Дикие лошади. Не ксанди. И не какой-нибудь иной прирученный эквивалент. Дикая, по-настоящему дикая порода, да еще в здешних суровых условиях. Что ж, результат может получиться достаточно интригующим, решил священник. Богу ведомо, свежая кровь будет в этой стране далеко не лишней.
И тут ему в голову пришла несколько иная мысль. Он резко посмотрел на Тарранта:
- Это вы о них так заботитесь или о себе?
Тот пожал плечами:
- Некогда они были дикими животными и вновь могут стать дикими. В какой мере сохранился инстинкт выживания после стольких веков насильственной эволюции? Я бы не сказал, что этот эксперимент оставляет меня совершенно безразличным.
"В том-то все и дело, - подумал Дэмьен. - Стоит тебе приняться за проект, и ты уже не можешь отвлечься от него. Вся эта планета представляет собой для тебя всего лишь огромную экспериментальную лабораторию, испытательную площадку для твоих любимых теорий. А ничто другое тебя по-настоящему не волнует, не правда ли? Десять тысяч человек могут погибнуть у тебя на глазах, а ты и бровью не поведешь, но стоит кому-нибудь поставить под угрозу судьбу одного из твоих драгоценных экспериментов, и ты готов обрушить небо ему на голову". Что за темное тщеславие могло выпестовать столь утонченные и вместе с тем извращенные чувства? Это было превыше понимания самого Дэмьена - или же ему так казалось.

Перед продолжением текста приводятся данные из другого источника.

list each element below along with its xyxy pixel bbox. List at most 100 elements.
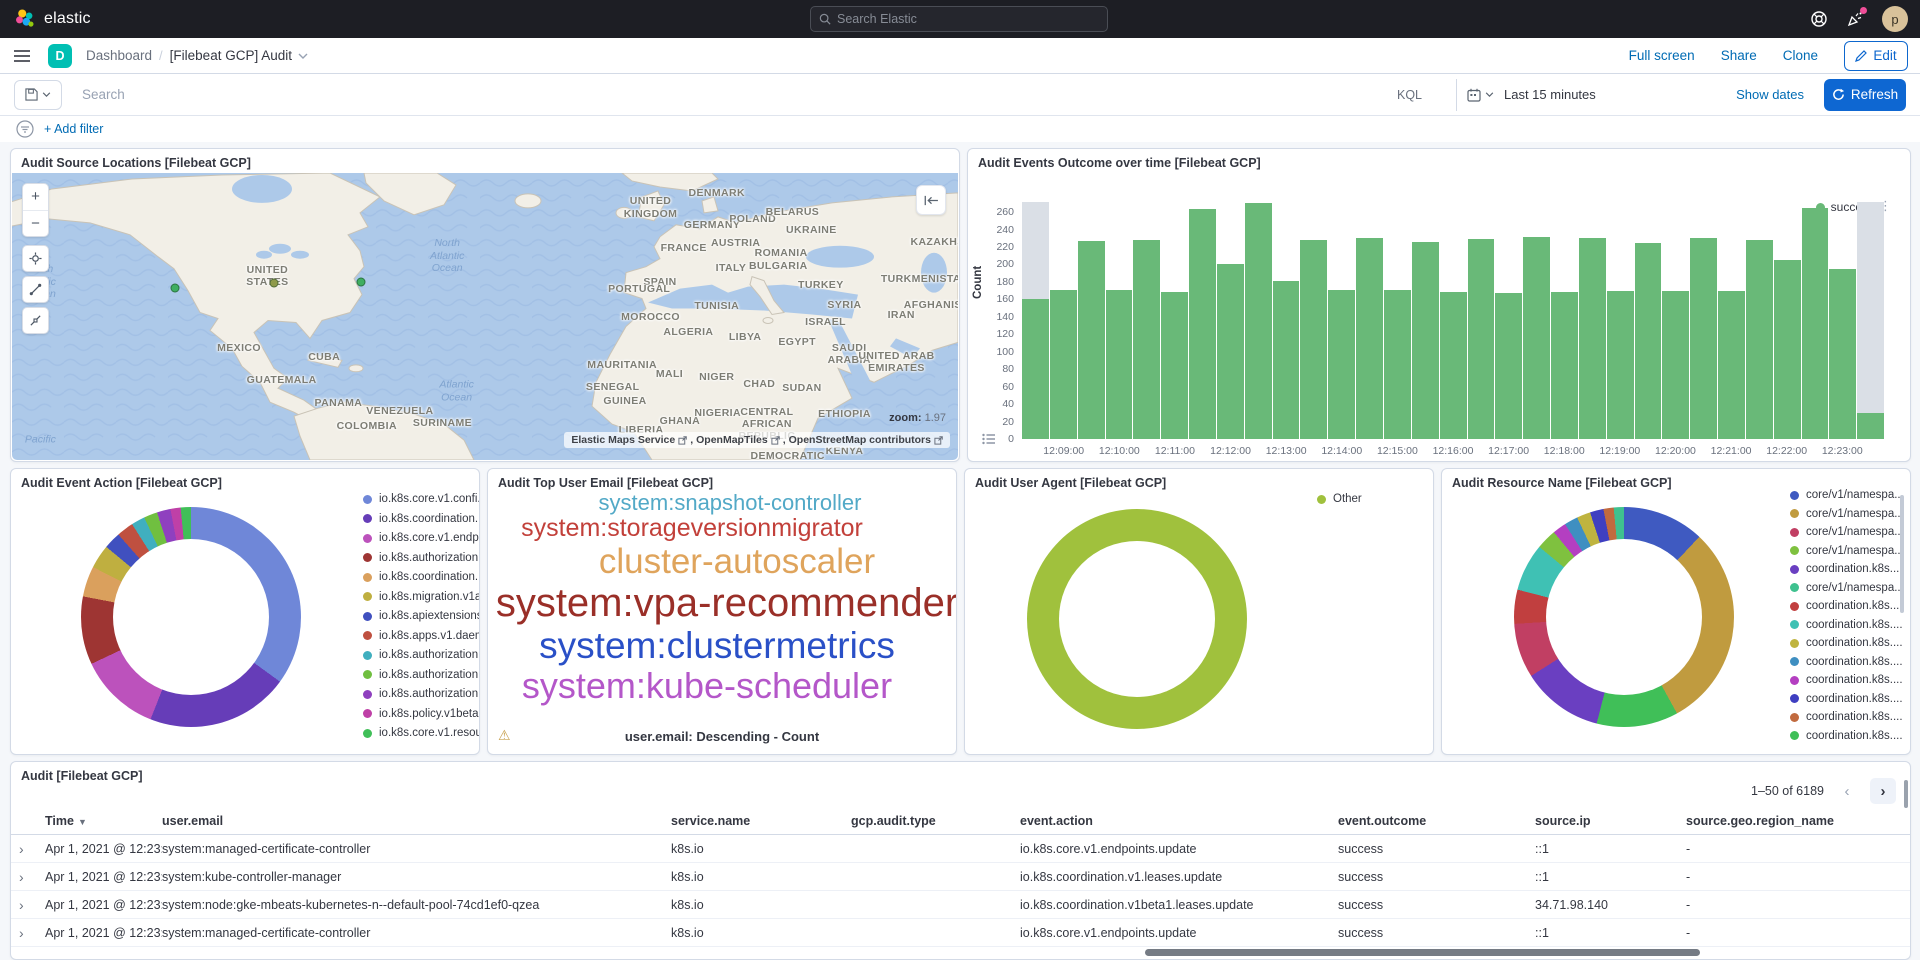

- Ну, - подтолкнул его Охотник, - так как вы решите? Раз уж я предложил вам выбор, - сухо добавил он.
Дэмьен устоял перед искушением смерить его презрительным взглядом.
- А вам не кажется, что на этот счет следовало бы посоветоваться и с Хессет? Нас ведь все-таки трое.
И тут же он вспомнил, что на самом деле их теперь не трое, а четверо. Сколько еще времени останется девочка в их компании? Он подумывал о том, а не отдать ли ее на попечение кому-нибудь из здешних жителей, но как отнесется к этому она сама? И как быть с намеками на обладание определенными сведениями, хотя она так ничего и не рассказала?
- Надо посоветоваться с Хессет, - закончил он. Имея в виду не только судьбу лошадей.
"Почему ты решил стать священником?" - спросила у него девочка.
На этот вопрос было так трудно найти ответ. Так трудно подыскать надлежащие слова. Так трудно объяснить этому ребенку, что означает для него Истинная Церковь - и что означает Бог, - и это было тем труднее, что она конечно же ни на мгновение не забывала о жестокостях, творимых здесь Святошами. Всю свою короткую жизнь Йенсени провела взаперти - из страха перед Господом и его слугами.
И все же она задала ему этот вопрос. Глядя на него широко раскрытыми сияющими глазами, лишь в самой глубине которых плясали искорки темного страха. Задала вопрос и ждала ответа.
"Почему ты решил стать священником?"
Как донести до ее сознания тот единственный миг откровения, который заставил его отвернуться от мирской жизни и, ликуя, ступить на самую трудную из мыслимых троп? Сейчас ему уже казалось, будто он всю свою жизнь был священником, будто ему от рождения хотелось стать священником. Но ведь когда-то же ему пришлось принять решение, не так ли? Не с самого же детства готовил он себя к духовному званию.